The father of the Florida-bred thoroughbred industry

By Carlton Reese with the Historic Ocala Preservation Society

Carl Rose went from road builder to Florida equine icon

Ocala touting itself as the “Horse Capital of the World” may be something the locals take for granted these days. For most of us, the horse farms that paint the Marion County landscape have been a fixture our whole lives and synonymous with Ocala’s very name itself. Life before the horse industry seems unfathomable.

Florida’s prominent role in the horse-racing industry, and the equine industry in general, may have never come to be were it not for the vision of one man: Carl Rose.
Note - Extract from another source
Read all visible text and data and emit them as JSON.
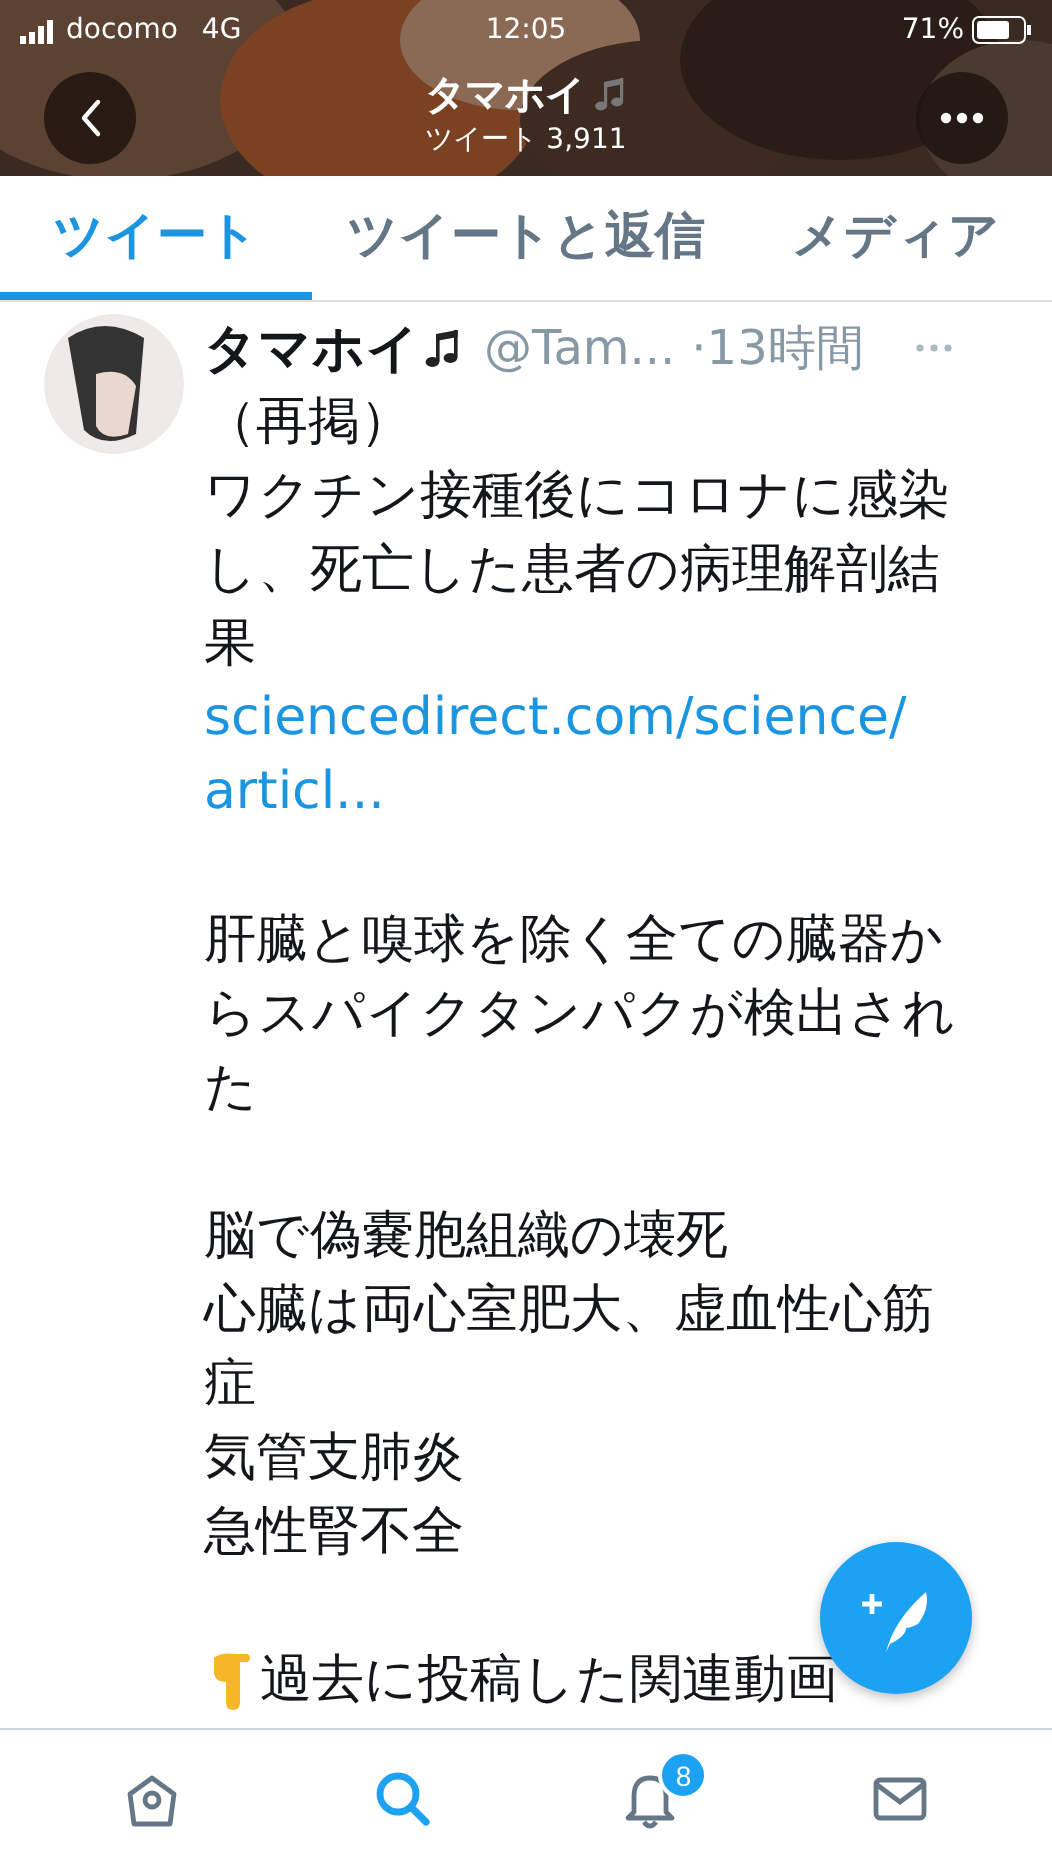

Generally considered the “Father of the Florida Thoroughbred Industry,” Rose created an entire industry from scratch based upon something more than just a hunch.
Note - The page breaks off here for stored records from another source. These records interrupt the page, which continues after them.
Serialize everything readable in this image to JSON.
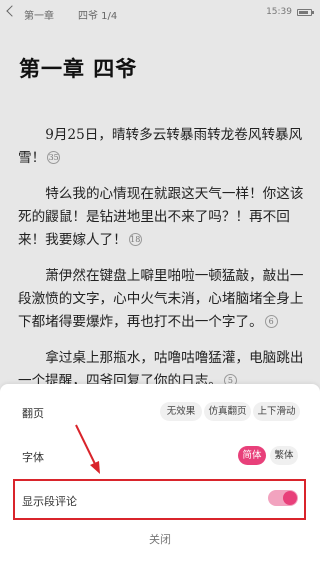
{
  "status_bar": {
    "chapter": "第一章",
    "page": "四爷 1/4",
    "time": "15:39"
  },
  "chapter_title": "第一章 四爷",
  "paragraphs": [
    {
      "text": "9月25日，晴转多云转暴雨转龙卷风转暴风雪！",
      "comments": "35"
    },
    {
      "text": "特么我的心情现在就跟这天气一样！你这该死的鼹鼠！是钻进地里出不来了吗？！再不回来！我要嫁人了！",
      "comments": "18"
    },
    {
      "text": "萧伊然在键盘上噼里啪啦一顿猛敲，敲出一段激愤的文字，心中火气未消，心堵脑堵全身上下都堵得要爆炸，再也打不出一个字了。",
      "comments": "6"
    },
    {
      "text": "拿过桌上那瓶水，咕噜咕噜猛灌，电脑跳出一个提醒，四爷回复了你的日志。",
      "comments": "5"
    }
  ],
  "settings_panel": {
    "page_turn": {
      "label": "翻页",
      "options": [
        "无效果",
        "仿真翻页",
        "上下滑动"
      ]
    },
    "font": {
      "label": "字体",
      "options": [
        "简体",
        "繁体"
      ],
      "selected": "简体"
    },
    "show_comments": {
      "label": "显示段评论",
      "enabled": true
    },
    "close_label": "关闭"
  },
  "colors": {
    "accent": "#e8407a",
    "annotation": "#d9242b"
  }
}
Born in Indiana and raised on his father’s draft horse farm, Rose’s initial calling was in the road-building business. In 1916, he came to Florida to supervise a road project in Volusia County and discovered the vast limerock deposits here vital to his work. Mining the limerock and building roads throughout Florida and south Georgia, Rose amassed his fortune through various companies.

At that time, the state of Florida produced very few race horses, and certainly none that could compete with bigger and stronger horses from elsewhere. Rose surmised that the mineral-rich soil and water of Central Florida was more beneficial to raising sturdier thoroughbreds than the sandy soil of the southern part of the state and took his shot in the industry.

After serving three years on the Florida Racing Commission, Rose founded Rosemere Farm on 600 acres outside Ocala (much of which is now the location of the College of Central Florida). He relied less on famous bloodlines than he did environmental factors in producing fast horses – his first thoroughbred stallion, Green Melon, was actually acquired on loan from the U.S. Army as it was phasing out its cavalry division prior to World War II.

Rose’s philosophy proved correct as his first mare, Jacinth, produced 14 foals, with all 14 going on to become winners on the track. 

Ocala was a town with no real horsemen, but Rose changed all that when he brought veteran Elmer Huebeck from Maryland to be his farm manager. Huebeck’s methods turned Rosemere into a genuine horse operation and set the stage for greater triumphs down the road.

Rose’s success marked the beginning of a boom in Florida thoroughbreds. His farm became a tourist attraction, especially after Gornil won at Hialeah Park to become the first registered Central Florida-bred winner in 1943, and other breeders were beginning to take notice of Marion County’s value in the industry. According to Charlene Johnson’s book, “Central Florida Thoroughbreds,” even Kentucky breeders, which at the time viewed Florida-breds as a joke raised on the sand under palm trees, were stunned at the transformation taking place and began to realize “there had to be something in the soil since there certainly wasn’t anything in the blood.”

When Needles, a product of the Bonnie Heath Farm in Ocala, won the 1956 Kentucky Derby, Rose’s vision had come to fruition. He had predicted early on that a Florida-bred would someday win the race and that when it happened, “our new industry will be over the hump.”

Today, the state of Florida is home to 207,000 thoroughbreds and a half-million horses while the economic impact of the equine industry is estimated at over $5 billion, and more than $2 billion a year in Marion County alone.

Although Rose is most famous for work in igniting the Florida thoroughbred industry, he was also instrumental in nearly all phases of agricultural growth in the state, particularly in Marion County. He was a big promoter of pure-bred cattle and helped organize the Southeastern Livestock Show and Sale and worked with the Future Farmers of America and 4-H clubs. He was also instrumental in research to help improve pasture grasses in the state.

In 1990, Rose was posthumously inducted into the Florida Agricultural Hall of Fame (he had passed away in 1963). What you see today in Marion County, with its 600 thoroughbred centers boasting six Kentucky Derby winners and a Triple Crown champion, is all the legacy of that one man who saw something special in the soil here: Carl Rose.